Spesifikasi waktu juga diturunkan dari Periode ke Epos lalu ke Zaman (Age), misalnya sekarang manusia berada pada Periode Kuarter, Kala Holosen, dan Zaman Meghalayan. Selama hampir 150 tahun terakhir, perdebatan penadaan waktu geologis secara tepat dapat terbantu dengan adanya teknik penanggalan radiometrik yang merunut pada GSSPs (Global Stratotype Sections and Points). GSS dapat merunut pada dua hal, pertama secara Geokronologi (unit waktu) yang mengekspresikan pewaktuan atau suatu peristiwa paling unik sepanjang sejarah Bumi. Artinya, geokronologi lebih pada mengkualifikasikan bebatuan berdasarkan tingkatan interval waktu saat terbentuk, sedangkan Kronostratigrafi berkaitan dengan umur batuan dan penanggalan yang relatif (unit waktu-batuan) (Zalasiewicz et al., 2013).

Catatan:
Melalui golden spike atau paku emas, GSSP dapat menetapkan batas paling mendasar dari semua tahapan geologi.

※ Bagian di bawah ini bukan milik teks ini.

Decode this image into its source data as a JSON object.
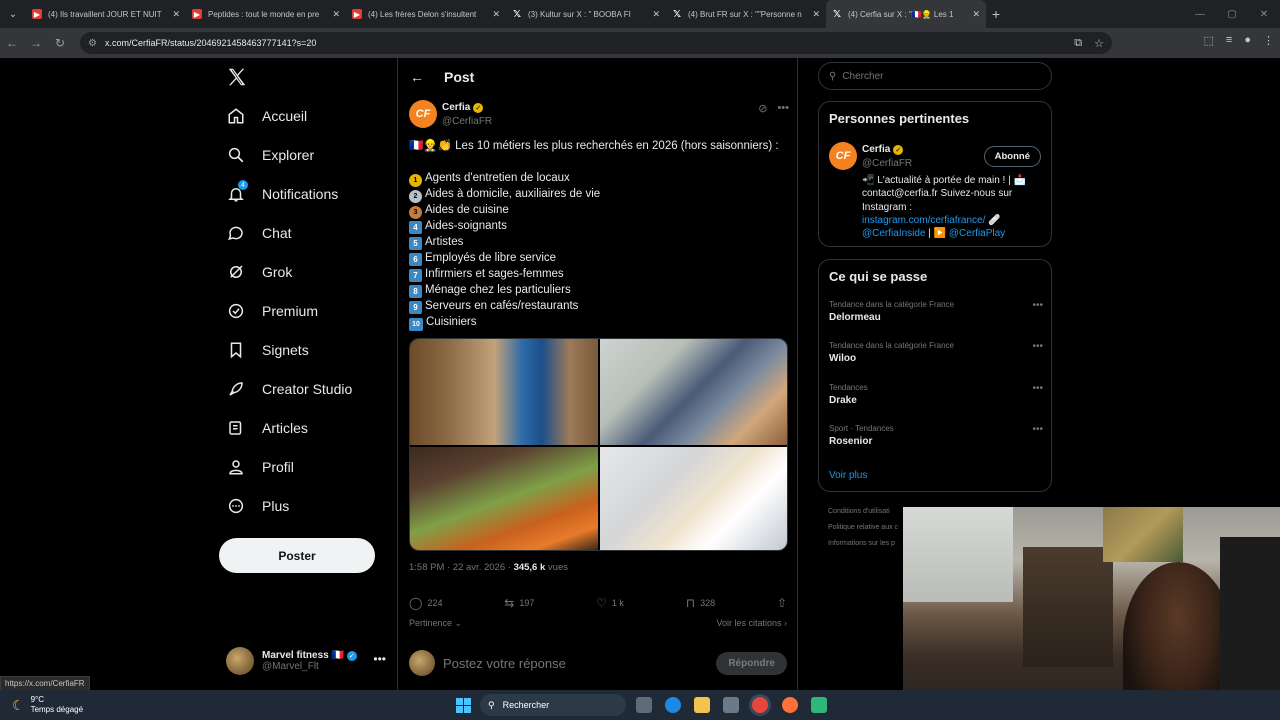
{
  "browser": {
    "tabs": [
      {
        "title": "(4) Ils travaillent JOUR ET NUIT",
        "type": "yt",
        "active": false
      },
      {
        "title": "Peptides : tout le monde en pre",
        "type": "yt",
        "active": false
      },
      {
        "title": "(4) Les frères Delon s'insultent",
        "type": "yt",
        "active": false
      },
      {
        "title": "(3) Kultur sur X : \" BOOBA FI",
        "type": "x",
        "active": false
      },
      {
        "title": "(4) Brut FR sur X : \"\"Personne n",
        "type": "x",
        "active": false
      },
      {
        "title": "(4) Cerfia sur X : \"🇫🇷👷 Les 1",
        "type": "x",
        "active": true
      }
    ],
    "url": "x.com/CerfiaFR/status/2046921458463777141?s=20",
    "status_url": "https://x.com/CerfiaFR"
  },
  "nav": {
    "items": [
      {
        "label": "Accueil",
        "icon": "home-icon"
      },
      {
        "label": "Explorer",
        "icon": "search-icon"
      },
      {
        "label": "Notifications",
        "icon": "bell-icon",
        "badge": "4"
      },
      {
        "label": "Chat",
        "icon": "chat-icon"
      },
      {
        "label": "Grok",
        "icon": "grok-icon"
      },
      {
        "label": "Premium",
        "icon": "premium-icon"
      },
      {
        "label": "Signets",
        "icon": "bookmark-icon"
      },
      {
        "label": "Creator Studio",
        "icon": "rocket-icon"
      },
      {
        "label": "Articles",
        "icon": "article-icon"
      },
      {
        "label": "Profil",
        "icon": "person-icon"
      },
      {
        "label": "Plus",
        "icon": "more-circle-icon"
      }
    ],
    "post_button": "Poster",
    "account": {
      "name": "Marvel fitness 🇫🇷",
      "handle": "@Marvel_Flt"
    }
  },
  "post": {
    "header": "Post",
    "author": {
      "name": "Cerfia",
      "handle": "@CerfiaFR",
      "avatar_text": "CF"
    },
    "intro": "🇫🇷👷‍♂️👏 Les 10 métiers les plus recherchés en 2026 (hors saisonniers) :",
    "jobs": [
      {
        "marker": "gold",
        "label": "Agents d'entretien de locaux"
      },
      {
        "marker": "silver",
        "label": "Aides à domicile, auxiliaires de vie"
      },
      {
        "marker": "bronze",
        "label": "Aides de cuisine"
      },
      {
        "marker": "4",
        "label": "Aides-soignants"
      },
      {
        "marker": "5",
        "label": "Artistes"
      },
      {
        "marker": "6",
        "label": "Employés de libre service"
      },
      {
        "marker": "7",
        "label": "Infirmiers et sages-femmes"
      },
      {
        "marker": "8",
        "label": "Ménage chez les particuliers"
      },
      {
        "marker": "9",
        "label": "Serveurs en cafés/restaurants"
      },
      {
        "marker": "10",
        "label": "Cuisiniers"
      }
    ],
    "time": "1:58 PM · 22 avr. 2026 · ",
    "views": "345,6 k",
    "views_label": " vues",
    "stats": {
      "replies": "224",
      "reposts": "197",
      "likes": "1 k",
      "bookmarks": "328"
    },
    "sort_label": "Pertinence",
    "quotes_label": "Voir les citations",
    "reply_placeholder": "Postez votre réponse",
    "reply_button": "Répondre"
  },
  "sidebar": {
    "search_placeholder": "Chercher",
    "relevant": {
      "title": "Personnes pertinentes",
      "name": "Cerfia",
      "handle": "@CerfiaFR",
      "follow": "Abonné",
      "bio_line1": "📲 L'actualité à portée de main ! | 📩",
      "bio_line2": "contact@cerfia.fr Suivez-nous sur",
      "bio_line3": "Instagram :",
      "bio_link1": "instagram.com/cerfiafrance/",
      "bio_link1_suffix": " 🩹",
      "bio_link2": "@CerfiaInside",
      "bio_sep": " | ▶️ ",
      "bio_link3": "@CerfiaPlay"
    },
    "trending": {
      "title": "Ce qui se passe",
      "items": [
        {
          "context": "Tendance dans la catégorie France",
          "name": "Delormeau"
        },
        {
          "context": "Tendance dans la catégorie France",
          "name": "Wiloo"
        },
        {
          "context": "Tendances",
          "name": "Drake"
        },
        {
          "context": "Sport · Tendances",
          "name": "Rosenior"
        }
      ],
      "more": "Voir plus"
    },
    "footer": [
      "Conditions d'utilisati",
      "Politique relative aux c",
      "Informations sur les p"
    ]
  },
  "taskbar": {
    "temp": "9°C",
    "weather": "Temps dégagé",
    "search": "Rechercher"
  },
  "colors": {
    "accent": "#1d9bf0",
    "cerfia_orange": "#f58220",
    "bg": "#000000"
  }
}
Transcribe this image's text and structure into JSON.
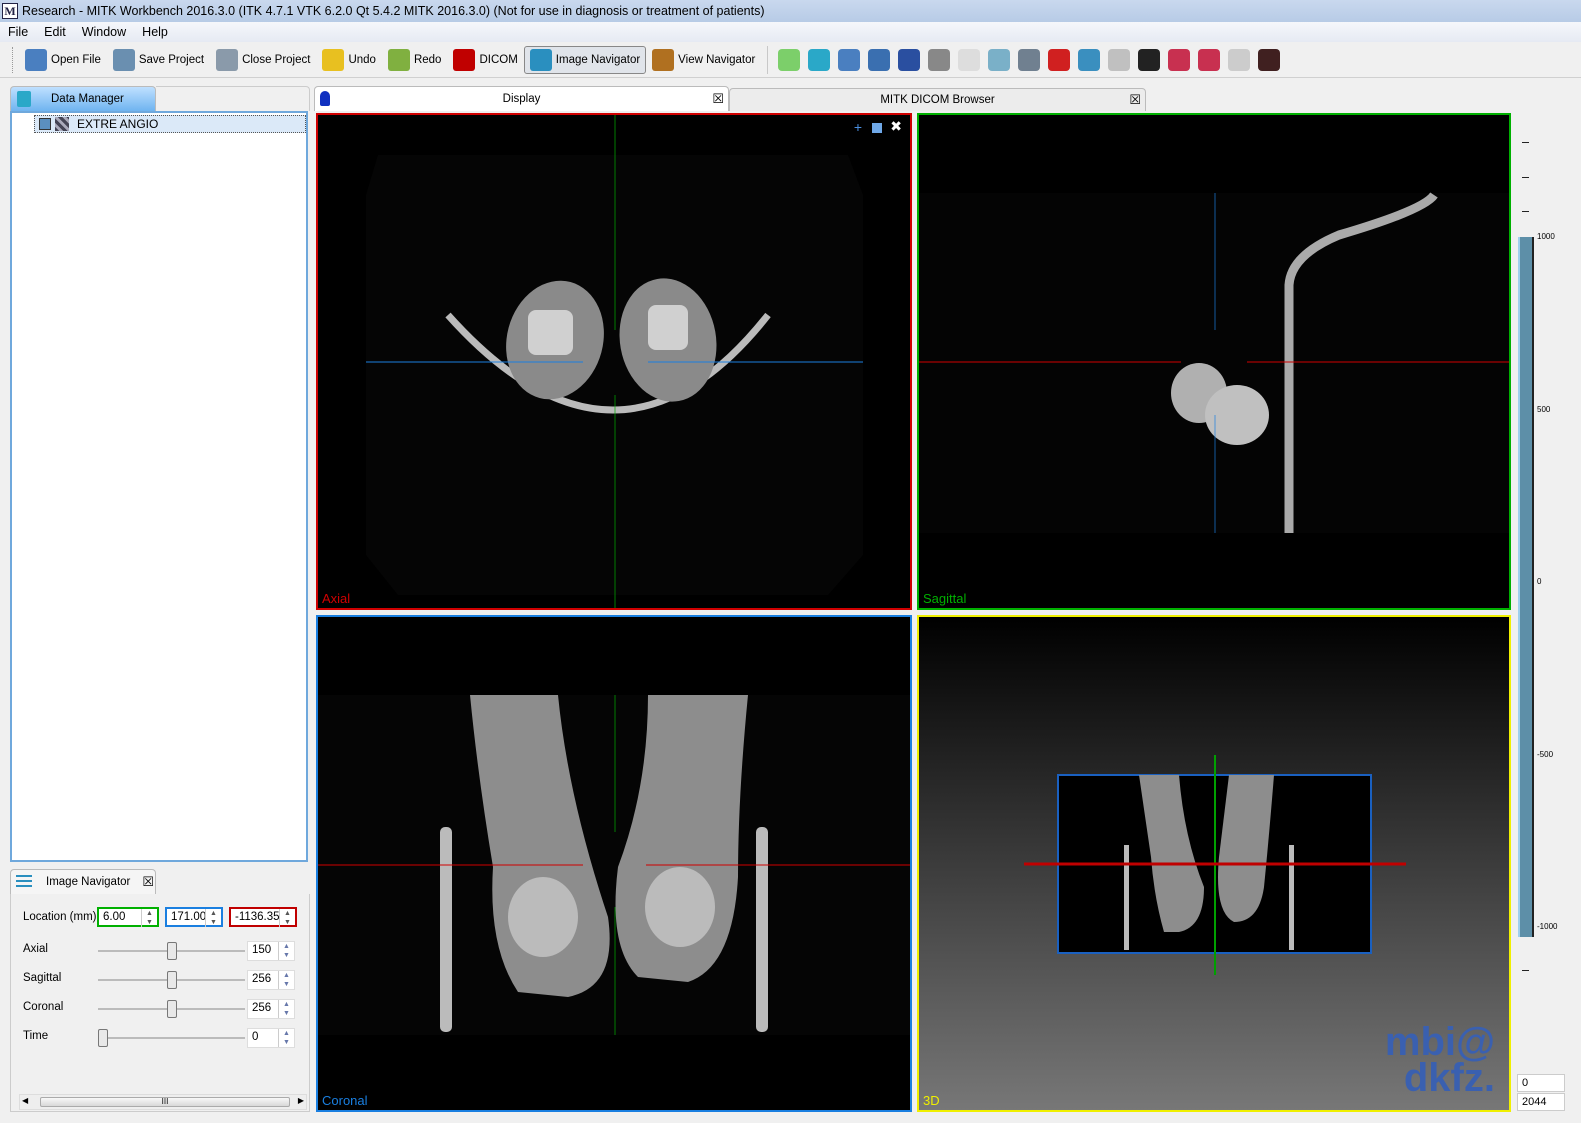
{
  "window": {
    "title": "Research - MITK Workbench 2016.3.0 (ITK 4.7.1  VTK 6.2.0 Qt 5.4.2 MITK 2016.3.0) (Not for use in diagnosis or treatment of patients)"
  },
  "menu": [
    "File",
    "Edit",
    "Window",
    "Help"
  ],
  "toolbar": {
    "buttons": [
      {
        "label": "Open File",
        "icon": "folder-icon",
        "color": "#4a7fc0"
      },
      {
        "label": "Save Project",
        "icon": "save-icon",
        "color": "#6a8fb0"
      },
      {
        "label": "Close Project",
        "icon": "printer-icon",
        "color": "#8a9aaa"
      },
      {
        "label": "Undo",
        "icon": "undo-icon",
        "color": "#e8c020"
      },
      {
        "label": "Redo",
        "icon": "redo-icon",
        "color": "#80b040"
      },
      {
        "label": "DICOM",
        "icon": "dicom-icon",
        "color": "#c00000"
      },
      {
        "label": "Image Navigator",
        "icon": "sliders-icon",
        "color": "#2a8fbf",
        "active": true
      },
      {
        "label": "View Navigator",
        "icon": "cabinet-icon",
        "color": "#b07020"
      }
    ],
    "tools": [
      {
        "icon": "segmentation-icon",
        "color": "#7ccf6a"
      },
      {
        "icon": "data-cabinet-icon",
        "color": "#2aa8c8"
      },
      {
        "icon": "help-icon",
        "color": "#4a7fc0"
      },
      {
        "icon": "help-list-icon",
        "color": "#3a6fb0"
      },
      {
        "icon": "help-search-icon",
        "color": "#2a4fa0"
      },
      {
        "icon": "scissors-icon",
        "color": "#888888"
      },
      {
        "icon": "logging-icon",
        "color": "#dddddd"
      },
      {
        "icon": "measurement-icon",
        "color": "#7ab0c8"
      },
      {
        "icon": "camera-icon",
        "color": "#708090"
      },
      {
        "icon": "pin-icon",
        "color": "#d02020"
      },
      {
        "icon": "zoom-icon",
        "color": "#3a8fbf"
      },
      {
        "icon": "rabbit-icon",
        "color": "#c0c0c0"
      },
      {
        "icon": "screenshot-icon",
        "color": "#222222"
      },
      {
        "icon": "pixel-lasso-icon",
        "color": "#c83050"
      },
      {
        "icon": "pixel-tools-icon",
        "color": "#c83050"
      },
      {
        "icon": "histogram-icon",
        "color": "#cccccc"
      },
      {
        "icon": "eye-icon",
        "color": "#402020"
      }
    ]
  },
  "data_manager": {
    "tab": "Data Manager",
    "items": [
      "EXTRE ANGIO"
    ]
  },
  "image_navigator": {
    "tab": "Image Navigator",
    "location_label": "Location (mm)",
    "location": [
      "6.00",
      "171.00",
      "-1136.35"
    ],
    "sliders": [
      {
        "label": "Axial",
        "value": "150",
        "fraction": 0.5
      },
      {
        "label": "Sagittal",
        "value": "256",
        "fraction": 0.5
      },
      {
        "label": "Coronal",
        "value": "256",
        "fraction": 0.5
      },
      {
        "label": "Time",
        "value": "0",
        "fraction": 0
      }
    ],
    "scroll_thumb": "III"
  },
  "editor_tabs": [
    "Display",
    "MITK DICOM Browser"
  ],
  "views": {
    "axial": "Axial",
    "sagittal": "Sagittal",
    "coronal": "Coronal",
    "threed": "3D"
  },
  "colors": {
    "axial": "#d00000",
    "sagittal": "#00b000",
    "coronal": "#1a7fe0",
    "threed": "#f0f000"
  },
  "level_window": {
    "ticks": [
      "1000",
      "500",
      "0",
      "-500",
      "-1000"
    ],
    "level": "0",
    "window": "2044"
  },
  "logo": "mbi@ dkfz."
}
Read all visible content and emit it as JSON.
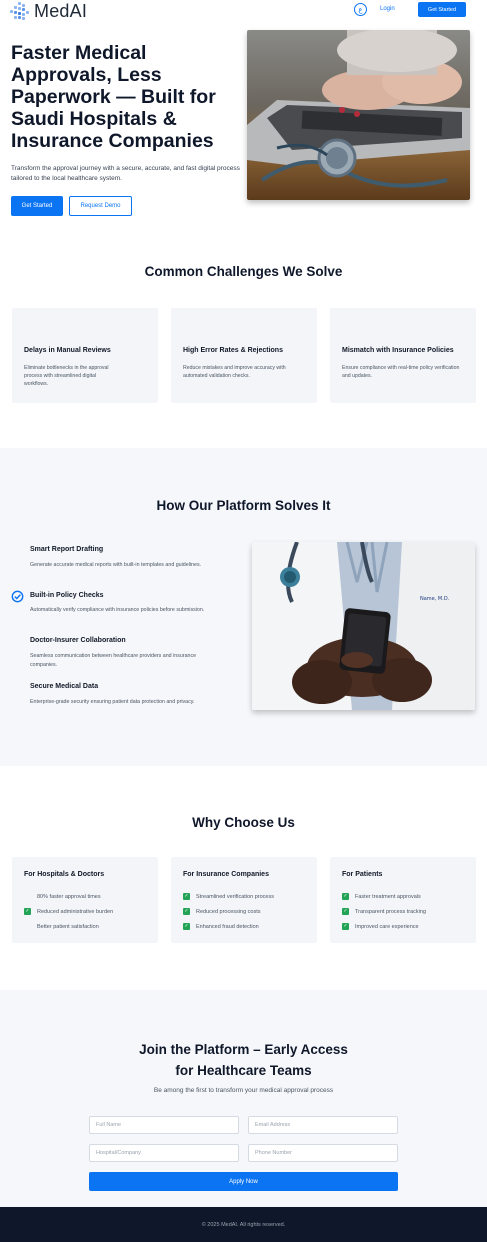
{
  "header": {
    "logo_text": "MedAI",
    "lang_icon": "language-icon",
    "lang_symbol": "ع",
    "login": "Login",
    "cta": "Get Started"
  },
  "hero": {
    "title": "Faster Medical Approvals, Less Paperwork — Built for Saudi Hospitals & Insurance Companies",
    "subtitle": "Transform the approval journey with a secure, accurate, and fast digital process tailored to the local healthcare system.",
    "primary_button": "Get Started",
    "secondary_button": "Request Demo",
    "image": "laptop-stethoscope-photo"
  },
  "challenges": {
    "title": "Common Challenges We Solve",
    "cards": [
      {
        "title": "Delays in Manual Reviews",
        "desc": "Eliminate bottlenecks in the approval process with streamlined digital workflows."
      },
      {
        "title": "High Error Rates & Rejections",
        "desc": "Reduce mistakes and improve accuracy with automated validation checks."
      },
      {
        "title": "Mismatch with Insurance Policies",
        "desc": "Ensure compliance with real-time policy verification and updates."
      }
    ]
  },
  "platform": {
    "title": "How Our Platform Solves It",
    "features": [
      {
        "title": "Smart Report Drafting",
        "desc": "Generate accurate medical reports with built-in templates and guidelines."
      },
      {
        "title": "Built-in Policy Checks",
        "desc": "Automatically verify compliance with insurance policies before submission.",
        "icon": "check-circle-icon"
      },
      {
        "title": "Doctor-Insurer Collaboration",
        "desc": "Seamless communication between healthcare providers and insurance companies."
      },
      {
        "title": "Secure Medical Data",
        "desc": "Enterprise-grade security ensuring patient data protection and privacy."
      }
    ],
    "image": "doctor-smartphone-photo"
  },
  "why": {
    "title": "Why Choose Us",
    "cards": [
      {
        "title": "For Hospitals & Doctors",
        "items": [
          {
            "text": "80% faster approval times",
            "checked": false
          },
          {
            "text": "Reduced administrative burden",
            "checked": true
          },
          {
            "text": "Better patient satisfaction",
            "checked": false
          }
        ]
      },
      {
        "title": "For Insurance Companies",
        "items": [
          {
            "text": "Streamlined verification process",
            "checked": true
          },
          {
            "text": "Reduced processing costs",
            "checked": true
          },
          {
            "text": "Enhanced fraud detection",
            "checked": true
          }
        ]
      },
      {
        "title": "For Patients",
        "items": [
          {
            "text": "Faster treatment approvals",
            "checked": true
          },
          {
            "text": "Transparent process tracking",
            "checked": true
          },
          {
            "text": "Improved care experience",
            "checked": true
          }
        ]
      }
    ]
  },
  "join": {
    "title_line1": "Join the Platform – Early Access",
    "title_line2": "for Healthcare Teams",
    "subtitle": "Be among the first to transform your medical approval process",
    "fields": {
      "full_name": "Full Name",
      "email": "Email Address",
      "company": "Hospital/Company",
      "phone": "Phone Number"
    },
    "button": "Apply Now"
  },
  "footer": {
    "text": "© 2025 MedAI. All rights reserved."
  },
  "colors": {
    "primary": "#0b74f3",
    "check_green": "#22a355",
    "footer_bg": "#0f172a",
    "section_bg": "#f5f7fa"
  }
}
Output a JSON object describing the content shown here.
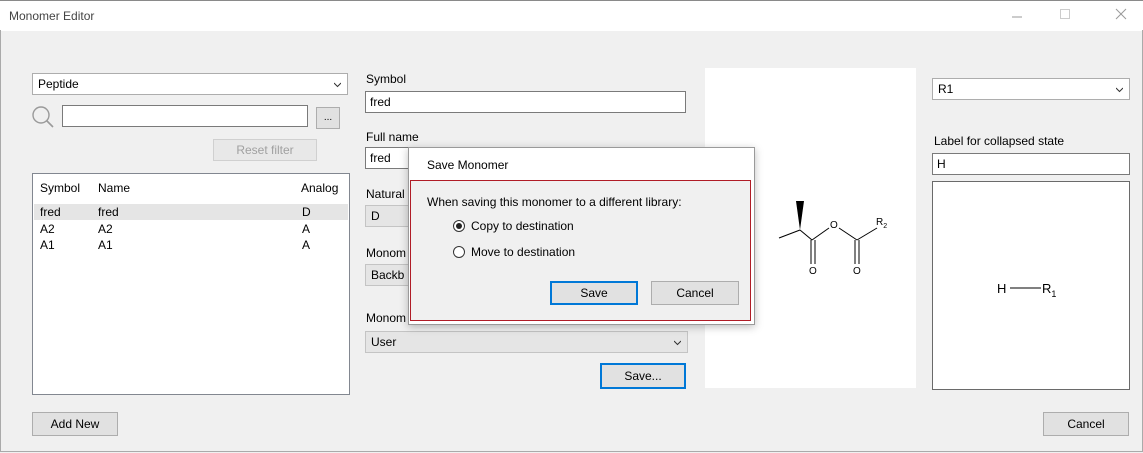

GSSP dapat berdasarkan fosil diskrit dan peristiwa fisik yang berkorelasi baik dalam catatan batuan secara global. Sudut pandang Antroposen mungkin akan jauh brbeda dengan model pendekatan geologi secara klasik yang hanya menekankan dan bergantung dengan data di masa lalu. Antroposen menjadi sangat menarik karena melibatkan suatu kondisi yang sedang berlangsung dan belum final. Hanya saja, mungkin pendekatan yang harus dilakukan secara lebih komprehensif, misalnya menelisik tentang trajektori kepunahan sepanjang sejarah geologi termasuk sejarah manusia di dalamnya (Ceballos et al., 2015).
Referensi:
Ceballos, G. et al. (2015) ‘Accelerated modern human–induced species losses: Entering the sixth mass extinction’, Science advances. American Association for the Advancement of Science, 1(5), p. e1400253.
Zalasiewicz, J. et al. (2013) ‘Chronostratigraphy and geochronology: a proposed realignment’, GSA Today, 23(3), pp. 4–8.